Russ Cox, who developed the dependency/package management system for Go, writes about the problems with software dependencies. A choice excerpt:
Dependency managers now exist for essentially every programming language. [...] The arrival of this kind of fine-grained, widespread software reuse is one of the most consequential shifts in software development over the past two decades. And if we’re not more careful, it will lead to serious problems.
A package, for this discussion, is code you download from the internet. Adding a package as a dependency outsources the work of developing that code [...] to someone else on the internet, someone you often don’t know. By using that code, you are exposing your own program to all the failures and flaws in the dependency. Your program’s execution now literally depends on code downloaded from this stranger on the internet. Presented this way, it sounds incredibly unsafe. Why would anyone do this?
(Score: 2) by c0lo on Thursday January 24 2019, @11:32PM (7 children)
Because reinventing the wheel is so... pleasurable. I can spend my entire life re-implementing loggers and HTTP client-end libs and what not.
The main software one has in mind can wait for as long as necessary, "delayed gratification" is a virtue. That software one would like to see created? That's a nothing in the bigger picture - one can wait for around 60+ years to become financial independent enough to escape the rat race.
Ah! If rewriting utility libraries doesn't excite you enough, making sure a new version of such a dependency does patch the older bugs and doesn't reintroduce other surely will surely bring you to orgasm.
https://www.youtube.com/@ProfSteveKeen https://soylentnews.org/~MichaelDavidCrawford
(Score: 1, Funny) by Anonymous Coward on Friday January 25 2019, @04:15AM (2 children)
Why would it take you a lifetime to write a logger and an http client? Are you using an iPhone with autocorrect to code?
(Score: 3, Touché) by c0lo on Friday January 25 2019, @04:35AM (1 child)
Those two, won't. "What not" on the other side... I mean, look, try writing whatnots yourself and you'll see.
I don't get this one. Maybe because I never used an iPhone.
https://www.youtube.com/@ProfSteveKeen https://soylentnews.org/~MichaelDavidCrawford
(Score: 2) by kazzie on Friday January 25 2019, @08:12AM
It's a reference to https://soylentnews.org/article.pl?sid=19/01/24/214255 [soylentnews.org]
(Score: 0) by Anonymous Coward on Friday January 25 2019, @04:39AM
I think there is a balance here.
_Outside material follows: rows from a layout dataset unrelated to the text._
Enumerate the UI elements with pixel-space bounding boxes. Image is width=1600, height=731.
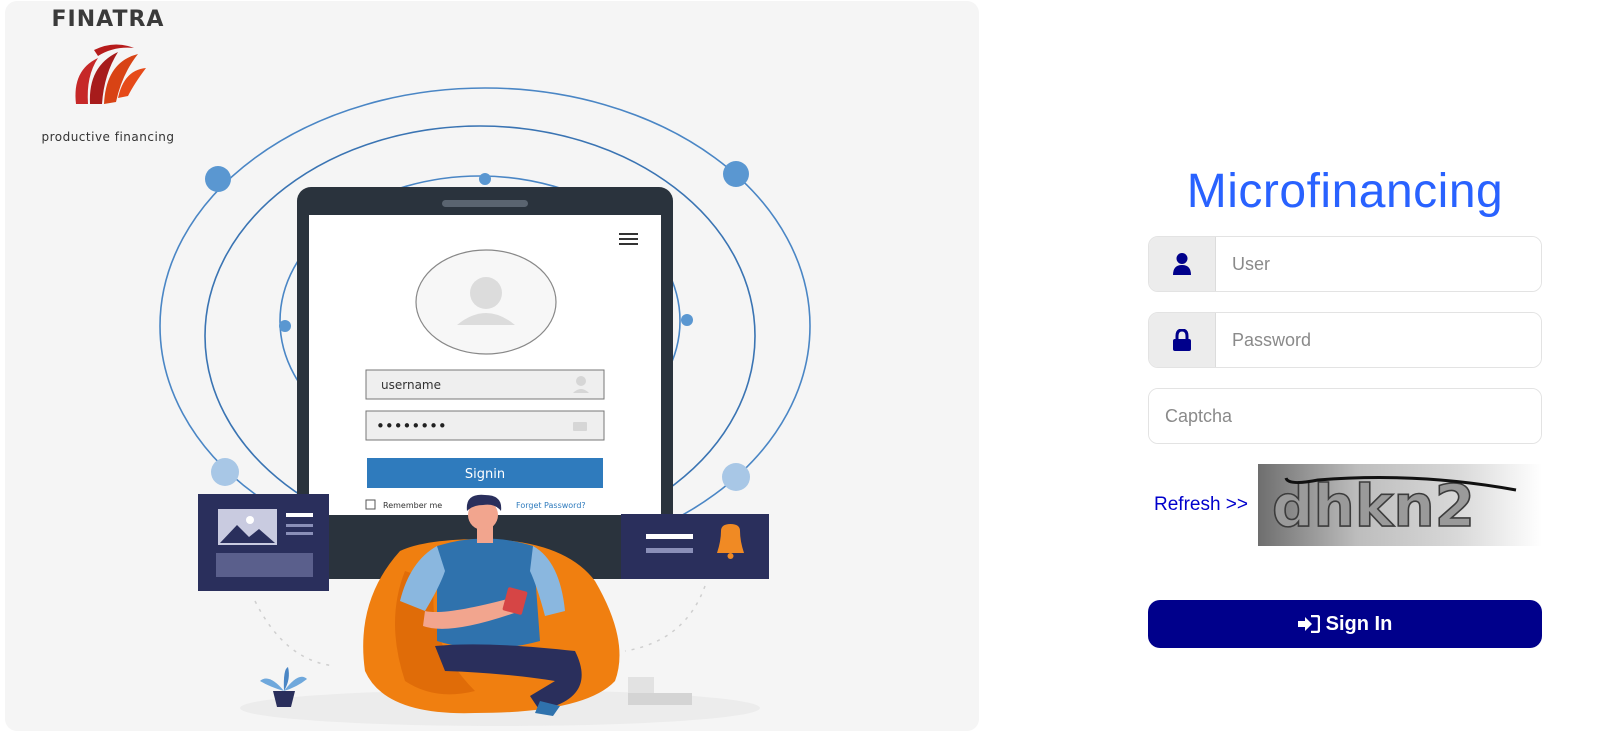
illustration-username: username: [381, 378, 441, 392]
lock-icon: [1173, 329, 1191, 351]
captcha-input-group: [1148, 388, 1542, 444]
illustration-signin: Signin: [465, 467, 505, 482]
brand-tagline: productive financing: [41, 130, 175, 144]
captcha-input[interactable]: [1149, 389, 1541, 443]
illustration-remember: Remember me: [383, 501, 442, 510]
illustration-password: ••••••••: [376, 417, 447, 435]
sign-in-button[interactable]: Sign In: [1148, 600, 1542, 648]
user-input-group: [1148, 236, 1542, 292]
user-icon: [1173, 253, 1191, 275]
form-title: Microfinancing: [1186, 165, 1504, 218]
password-input[interactable]: [1216, 313, 1541, 367]
captcha-row: Refresh >> dhkn2: [1148, 464, 1542, 546]
sign-in-label: Sign In: [1325, 612, 1393, 635]
password-addon: [1149, 313, 1216, 367]
brand-block: FINATRA productive financing: [23, 7, 193, 144]
illustration-forgot: Forget Password?: [516, 501, 586, 510]
login-form: Microfinancing Refresh >>: [1148, 160, 1542, 648]
illustration-panel: username •••••••• Signin Remember me For…: [5, 1, 979, 731]
brand-name: FINATRA: [51, 7, 165, 32]
password-input-group: [1148, 312, 1542, 368]
finatra-logo: [75, 44, 146, 104]
user-input[interactable]: [1216, 237, 1541, 291]
sign-in-icon: [1297, 615, 1320, 633]
user-addon: [1149, 237, 1216, 291]
refresh-captcha-link[interactable]: Refresh >>: [1148, 494, 1258, 516]
captcha-image: dhkn2: [1258, 464, 1542, 546]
There is a difference between using the standard HTTP client-end libs and something like left-pad or is-odd. For goodness sakes, there are packages on npm that are literally one line negations of other packages.
(Score: 2) by Immerman on Friday January 25 2019, @08:13PM (2 children)
I've got to disagree about accepting dependency updates un-verified. That's a really big source of potential new bugs that can sometimes be a problem even with professional packages, much less those developed and updated by "someone on the internet". Especially since all you need to do is run your unit tests to verify that everything still works correctly. You do have comprehensive a unit test suite, right? Okay fine, I admit it, neither do I. And I'd bet good money that neither do many/most of the authors of all those dependencies that you're trusting not to break.
(Score: 0) by Anonymous Coward on Friday January 25 2019, @10:37PM (1 child)
What is one to do if a dependency 5-steps removed from the software one develops uses a vulnerable OpenSSL version? Vuln that one learns long after the software one has been released?
(Score: 2) by Immerman on Saturday January 26 2019, @01:01AM
Then it behooves you to update your library, doesn't it? The point is not to not update your libraries, it's to not update them automatically without first verifying that the update doesn't break anything.
I've thought that the ideal way to handle external library updates is for the executable to specify the latest "certified-good" version of the libraries it uses, even supply a copy in it's internal program space. And then let users decide whether they want to use that version, or the latest independently updated version, based on default or program-specific library settings. Probably you'd usually default to "use latest", but having the option to switch to the "certified good" or "last working" version at the press of a button would be very valuable. Ideally the OS would even keep track of library updates so that you could flag a program as buggy and have it automatically revert (for that program) any libraries that were updated since the last non-buggy use.